Several days ago, the New York Department of Financial Services (NYDFS) published a draft proposal for a “BitLicense.” The 40-page document presents a framework for the regulation of Virtual Currency Businesses in New York. Virtual Currency Business activity includes:
- Receiving Virtual Currencies for transmission or transmitting the same;
- Securing, storing, holding, or maintaining custody or control of Victual Currency on behalf of others;
- Buying and selling Virtual Currency as a customer business;
- Performing retail conversion services;
- Controlling, administering or issuing a Virtual Currency.
The previous therefore includes (but is not limited to) the following services:
- Cryptocurrency Exchanges
- Tipping services
- Mining pools
- Direct purchasers/sellers
- Basic hosted wallets
- Multi-signature wallets
- Merchant payment processors
- Local wallet software developers
The proposal exempts “merchants and consumers that utilize Virtual Currency solely for the purchase or sale of goods or services” from the licensing requirements. A summary of the Licensee requirement highlights in the proposal can be found below.
All applicants have to provide a background report. Also a set of fingerprints of the applicant and applicant employees will have to be provided for submission to the State Division of Criminal Justice Services and the Federal Bureau of Investigation. A non-refundable application fee is part of this process. The department’s superintendent has the authority to suspend or revoke a license.

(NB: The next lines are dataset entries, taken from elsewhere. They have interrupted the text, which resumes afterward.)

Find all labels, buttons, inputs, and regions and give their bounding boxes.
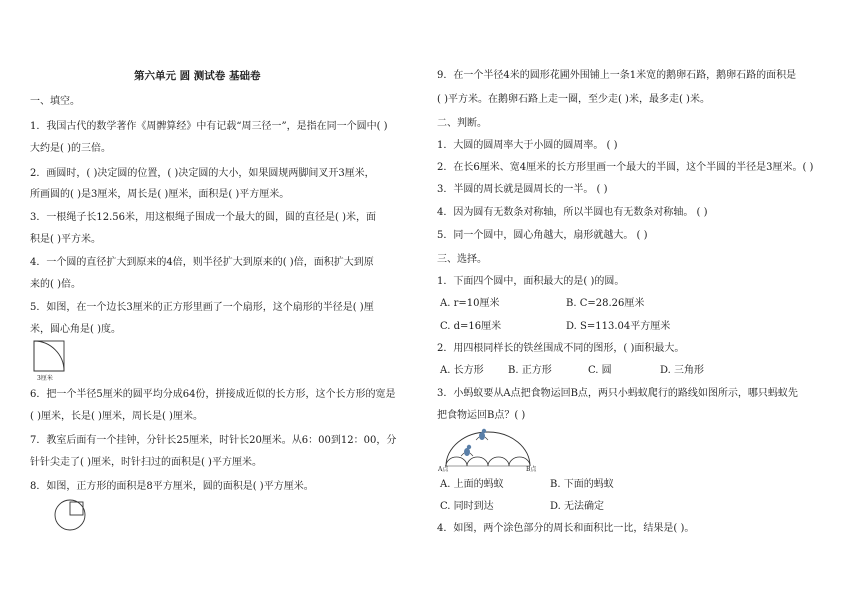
- q5-line1: 5．如图，在一个边长3厘米的正方形里画了一个扇形，这个扇形的半径是( )厘: [30, 302, 374, 313]
- judge-5: 5．同一个圆中，圆心角越大，扇形就越大。 ( ): [437, 230, 648, 241]
- q9-line1: 9．在一个半径4米的圆形花圃外围铺上一条1米宽的鹅卵石路，鹅卵石路的面积是: [437, 70, 797, 81]
- judge-3: 3．半圆的周长就是圆周长的一半。 ( ): [437, 184, 608, 195]
- q5-figure-label: 3厘米: [37, 375, 53, 382]
- q6-line2: ( )厘米，长是( )厘米，周长是( )厘米。: [30, 411, 203, 422]
- q1-line2: 大约是( )的三倍。: [30, 143, 111, 154]
- q8-line: 8．如图，正方形的面积是8平方厘米，圆的面积是( )平方厘米。: [30, 481, 314, 492]
- judge-2: 2．在长6厘米、宽4厘米的长方形里画一个最大的半圆，这个半圆的半径是3厘米。( ): [437, 162, 814, 173]
- choice-2-option-b: B. 正方形: [508, 365, 552, 376]
- q3-line2: 积是( )平方米。: [30, 234, 101, 245]
- choice-2: 2．用四根同样长的铁丝围成不同的图形，( )面积最大。: [437, 343, 685, 354]
- choice-3-option-d: D. 无法确定: [550, 501, 605, 512]
- choice-1: 1．下面四个圆中，面积最大的是( )的圆。: [437, 276, 625, 287]
- q1-line1: 1．我国古代的数学著作《周髀算经》中有记载“周三径一”，是指在同一个圆中( ): [30, 121, 388, 132]
- point-a-label: A点: [438, 466, 449, 473]
- q8-circle-square-figure: [53, 498, 87, 532]
- q7-line2: 针针尖走了( )厘米，时针扫过的面积是( )平方厘米。: [30, 457, 262, 468]
- choice-2-option-d: D. 三角形: [660, 365, 705, 376]
- judge-1: 1．大圆的圆周率大于小圆的圆周率。 ( ): [437, 140, 618, 151]
- q7-line1: 7．教室后面有一个挂钟，分针长25厘米，时针长20厘米。从6：00到12：00，分: [30, 435, 397, 446]
- page-title: 第六单元 圆 测试卷 基础卷: [134, 70, 261, 82]
- q5-sector-figure: [32, 339, 72, 373]
- section-choice: 三、选择。: [437, 254, 487, 265]
- choice-3-option-a: A. 上面的蚂蚁: [440, 479, 504, 490]
- point-b-label: B点: [526, 466, 537, 473]
- upper-ant-icon: [476, 429, 488, 440]
- q4-line2: 来的( )倍。: [30, 279, 81, 290]
- judge-4: 4．因为圆有无数条对称轴，所以半圆也有无数条对称轴。 ( ): [437, 207, 708, 218]
- q2-line1: 2．画圆时，( )决定圆的位置，( )决定圆的大小，如果圆规两脚间叉开3厘米，: [30, 168, 375, 179]
- choice-3-line2: 把食物运回B点？( ): [437, 410, 526, 421]
- choice-3-option-c: C. 同时到达: [440, 501, 494, 512]
- choice-1-option-a: A. r=10厘米: [440, 298, 500, 309]
- q6-line1: 6．把一个半径5厘米的圆平均分成64份，拼接成近似的长方形，这个长方形的宽是: [30, 389, 396, 400]
- choice-4: 4．如图，两个涂色部分的周长和面积比一比，结果是( )。: [437, 523, 695, 534]
- q2-line2: 所画圆的( )是3厘米，周长是( )厘米，面积是( )平方厘米。: [30, 189, 290, 200]
- section-fill-in: 一、填空。: [30, 96, 80, 107]
- choice-1-option-b: B. C=28.26厘米: [566, 298, 645, 309]
- choice-3-option-b: B. 下面的蚂蚁: [550, 479, 614, 490]
- ant-paths-figure: [440, 422, 538, 472]
- q9-line2: ( )平方米。在鹅卵石路上走一圈，至少走( )米，最多走( )米。: [437, 94, 710, 105]
- choice-3-line1: 3．小蚂蚁要从A点把食物运回B点，两只小蚂蚁爬行的路线如图所示，哪只蚂蚁先: [437, 388, 798, 399]
- choice-2-option-c: C. 圆: [588, 365, 612, 376]
- choice-1-option-c: C. d=16厘米: [440, 321, 502, 332]
- lower-ant-icon: [461, 445, 473, 456]
- choice-1-option-d: D. S=113.04平方厘米: [566, 321, 671, 332]
- q4-line1: 4．一个圆的直径扩大到原来的4倍，则半径扩大到原来的( )倍，面积扩大到原: [30, 257, 374, 268]
- choice-2-option-a: A. 长方形: [440, 365, 484, 376]
- q3-line1: 3．一根绳子长12.56米，用这根绳子围成一个最大的圆，圆的直径是( )米，面: [30, 212, 376, 223]
- section-judge: 二、判断。: [437, 118, 487, 129]
- q5-line2: 米，圆心角是( )度。: [30, 324, 121, 335]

A Compliance Officer is mandatory and is responsible for monitoring and coordinating several policies in the proposal including anti-money laundering and cyber security.
Anti-money laundering program
The anti-money laundering program is extensive, and requires the collection of all the following for each transaction:
- Amount of any fees charged
- Any payment instructions
- Name of all parties to the transaction, and
- Physical address of all parties to the transaction
- Time of the transaction.
Records of each transaction must be stored for 10 years. The requirement does not have a minimum threshold. Transactions worth more than $10,000 by single person on a single day have to be reported, as well as transactions that may signify money laundering, tax evasion or other illegal criminal activity.
Cyber security program
Licensees will have to ensure the availability and functionality of their systems are and protect those systems from any unauthorized access or tampering. This requires a security policy that describes procedures for protection and disaster recovery plans, which must be reviewed annually. A Chief Information Security Officer (CISO) must be designated to implement and enforce the cyber security program. The CISO will have to report annually on the functionalities and vulnerabilities of the systems. Audit functions should do quarterly vulnerability assessments and annual penetration testing.

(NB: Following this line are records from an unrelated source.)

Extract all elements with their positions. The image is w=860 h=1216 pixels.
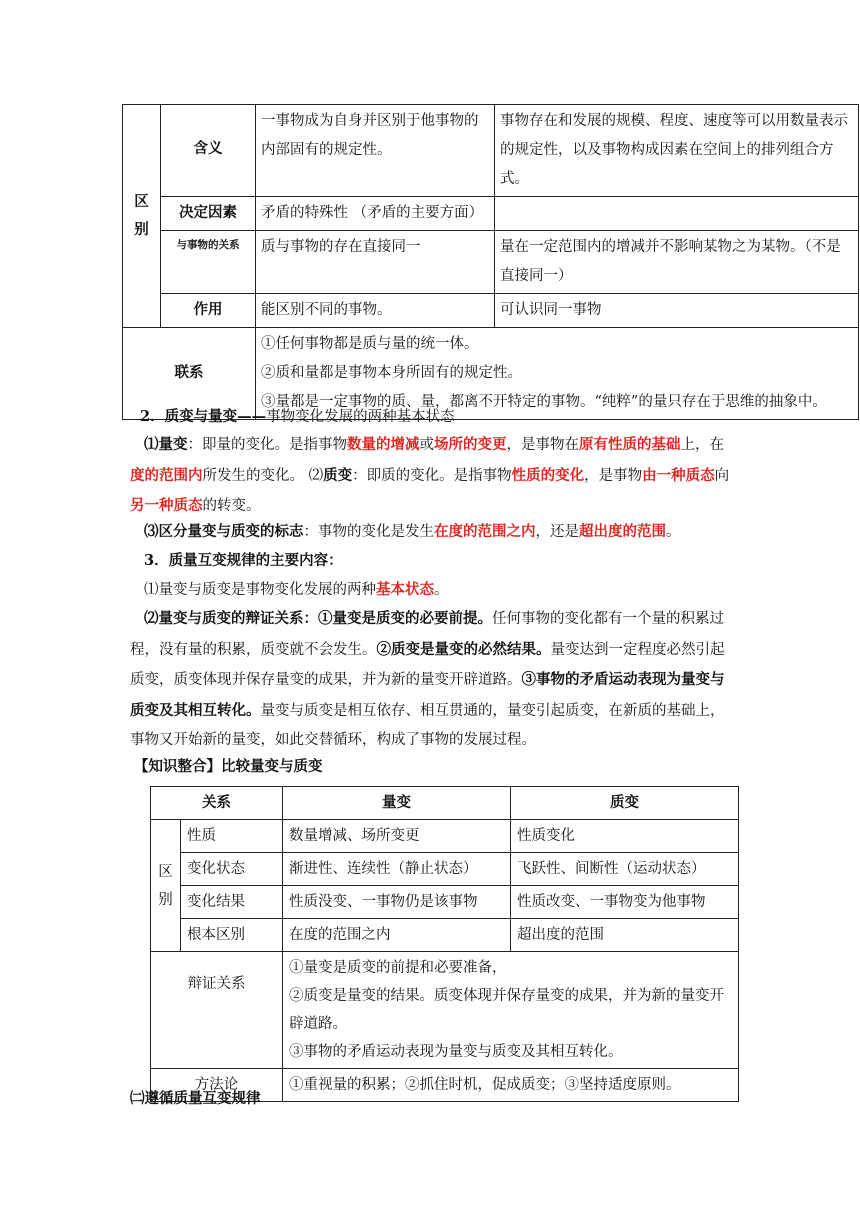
heading-number: 2．质变与量变—— (140, 408, 267, 425)
row-label: 含义 (161, 105, 256, 197)
row-label: 作用 (161, 294, 256, 328)
text: 上，在 (680, 437, 724, 453)
link-line: ②质和量都是事物本身所固有的规定性。 (261, 365, 522, 381)
section-3-paragraph-1 (130, 575, 732, 606)
table-row (123, 197, 859, 231)
text: 量变与质变是相互依存、相互贯通的，量变引起质变，在新质的基础上，事物又开始新的量变，如此交替循环，构成了事物的发展过程。 (130, 702, 725, 748)
quality-quantity-table (122, 104, 859, 420)
quantity-cell: 量在一定范围内的增减并不影响某物之为某物。（不是直接同一） (495, 231, 859, 294)
text: ，是事物在 (506, 437, 579, 453)
quality-cell: 能区别不同的事物。 (256, 294, 495, 328)
link-label: 联系 (123, 328, 256, 420)
method-label: 方法论 (151, 1069, 283, 1102)
text: 向 (714, 467, 730, 484)
term: ⑶区分量变与质变的标志 (144, 523, 304, 540)
dialectic-line: ②质变是量变的结果。质变体现并保存量变的成果，并为新的量变开辟道路。 (289, 988, 724, 1032)
text: ：事物的变化是发生 (303, 524, 434, 540)
section-2-paragraph-1 (130, 430, 732, 522)
quantity-cell: 数量增减、场所变更 (283, 820, 511, 853)
quality-cell: 一事物成为自身并区别于他事物的内部固有的规定性。 (256, 105, 495, 197)
text: 量变达到一定程度必然引起质变，质变体现并保存量变的成果，并为新的量变开辟道路。 (130, 641, 725, 688)
table-row (151, 820, 739, 853)
highlight: 超出度的范围 (579, 523, 666, 540)
section-3-heading: 3．质量互变规律的主要内容： (144, 552, 343, 569)
table-row (151, 952, 739, 1069)
column-header: 量变 (283, 787, 511, 820)
text: 或 (419, 437, 434, 453)
highlight: 原有性质的基础 (579, 436, 681, 453)
dialectic-line: ③事物的矛盾运动表现为量变与质变及其相互转化。 (289, 1044, 623, 1060)
section-3-paragraph-2 (130, 604, 732, 756)
column-header: 关系 (151, 787, 283, 820)
text: ，是事物 (584, 467, 643, 484)
difference-label: 区 别 (123, 105, 161, 328)
table-row (123, 231, 859, 294)
row-label: 变化状态 (181, 853, 283, 886)
text: 的转变。 (202, 498, 261, 514)
row-label: 与事物的关系 (161, 231, 256, 294)
quality-cell: 质与事物的存在直接同一 (256, 231, 495, 294)
heading-text: 事物变化发展的两种基本状态 (266, 409, 455, 425)
link-line: ①任何事物都是质与量的统一体。 (261, 336, 479, 352)
quantity-cell: 事物存在和发展的规模、程度、速度等可以用数量表示的规定性，以及事物构成因素在空间上的排列组合方式。 (495, 105, 859, 197)
term: ⑴量变 (144, 436, 188, 453)
text: 所发生的变化。 ⑵ (202, 467, 324, 484)
section-2-heading (140, 402, 742, 433)
text: 。 (666, 524, 681, 540)
highlight: 另一种质态 (130, 497, 203, 514)
highlight: 性质的变化 (511, 466, 585, 484)
text: ：即量的变化。是指事物 (187, 437, 347, 453)
footer-heading: ㈡遵循质量互变规律 (130, 1090, 261, 1107)
quality-cell: 矛盾的特殊性 （矛盾的主要方面） (256, 197, 495, 231)
quality-cell: 性质变化 (511, 820, 739, 853)
comparison-table (150, 786, 739, 1102)
row-label: 决定因素 (161, 197, 256, 231)
quantity-cell: 可认识同一事物 (495, 294, 859, 328)
method-cell: ①重视量的积累；②抓住时机，促成质变；③坚持适度原则。 (283, 1069, 739, 1102)
term: 质变 (323, 466, 353, 484)
dialectic-line: ①量变是质变的前提和必要准备， (289, 960, 507, 976)
highlight: 由一种质态 (642, 466, 715, 484)
link-line: ③量都是一定事物的质、量，都离不开特定的事物。“纯粹”的量只存在于思维的抽象中。 (261, 394, 827, 410)
quantity-cell: 性质没变、一事物仍是该事物 (283, 886, 511, 919)
quality-cell: 飞跃性、间断性（运动状态） (511, 853, 739, 886)
dialectic-cell (283, 952, 739, 1069)
text: ⑴量变与质变是事物变化发展的两种 (144, 582, 376, 598)
text: 。 (434, 582, 449, 598)
section-2-paragraph-3 (130, 517, 732, 548)
table-row (151, 853, 739, 886)
row-label: 根本区别 (181, 919, 283, 952)
difference-label: 区 别 (151, 820, 181, 952)
table-row (151, 919, 739, 952)
term: ③事物的矛盾运动表现为量变与质变及其相互转化。 (130, 671, 725, 719)
text: 任何事物的变化都有一个量的积累过程，没有量的积累，质变就不会发生。 (130, 611, 724, 658)
integration-heading: 【知识整合】比较量变与质变 (134, 758, 323, 775)
quality-cell: 超出度的范围 (511, 919, 739, 952)
column-header: 质变 (511, 787, 739, 820)
table-row (151, 886, 739, 919)
table-row (123, 105, 859, 197)
quantity-cell: 渐进性、连续性（静止状态） (283, 853, 511, 886)
dialectic-label: 辩证关系 (151, 952, 283, 1069)
row-label: 变化结果 (181, 886, 283, 919)
quantity-cell: 在度的范围之内 (283, 919, 511, 952)
table-header-row (151, 787, 739, 820)
highlight: 度的范围内 (130, 466, 203, 484)
highlight: 场所的变更 (434, 436, 507, 453)
highlight: 基本状态 (376, 581, 434, 598)
quality-cell: 性质改变、一事物变为他事物 (511, 886, 739, 919)
term: ②质变是量变的必然结果。 (376, 640, 551, 658)
highlight: 数量的增减 (347, 436, 420, 453)
text: ，还是 (535, 524, 579, 540)
text: ：即质的变化。是指事物 (352, 467, 512, 484)
row-label: 性质 (181, 820, 283, 853)
term: ⑵量变与质变的辩证关系：①量变是质变的必要前提。 (144, 610, 492, 627)
table-row (123, 294, 859, 328)
highlight: 在度的范围之内 (434, 523, 536, 540)
quantity-cell (495, 197, 859, 231)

Protection of customer assets
Not only will Licensees be required to hold a full reserve for any cryptocurrencies owed, but also USD collateral will be required. The percentage is, however, not specified. Lending, hypothecating, pledging, or otherwise using or encumbering assets is not allowed.
Books and records
Inactive Virtual Currency accounts will become abandoned property after five years, and therefore owned by the state.
Reports and financial disclosures
Quarterly financial statements must be prepared and submitted to the NYDFS. Annual financial statements must prepared in accordance with generally accepted accounting principles (GAAP) and audited by an independent certified public accountant.
A long list of material risks when dealing in Virtual Currencies must be disclosed. This includes a warning that transactions are irreversible, the volatility and unpredictability of cryptocurrencies and the increased risk of fraud or cyber attacks.
Even though the previous may sound dramatic, it is not likely that the final law will be exactly as in the proposal. It is common for proposals to be over-inclusive. The community may now respond to the proposal during the public comment period. The comment period starts on July 23, and will last for 45 days.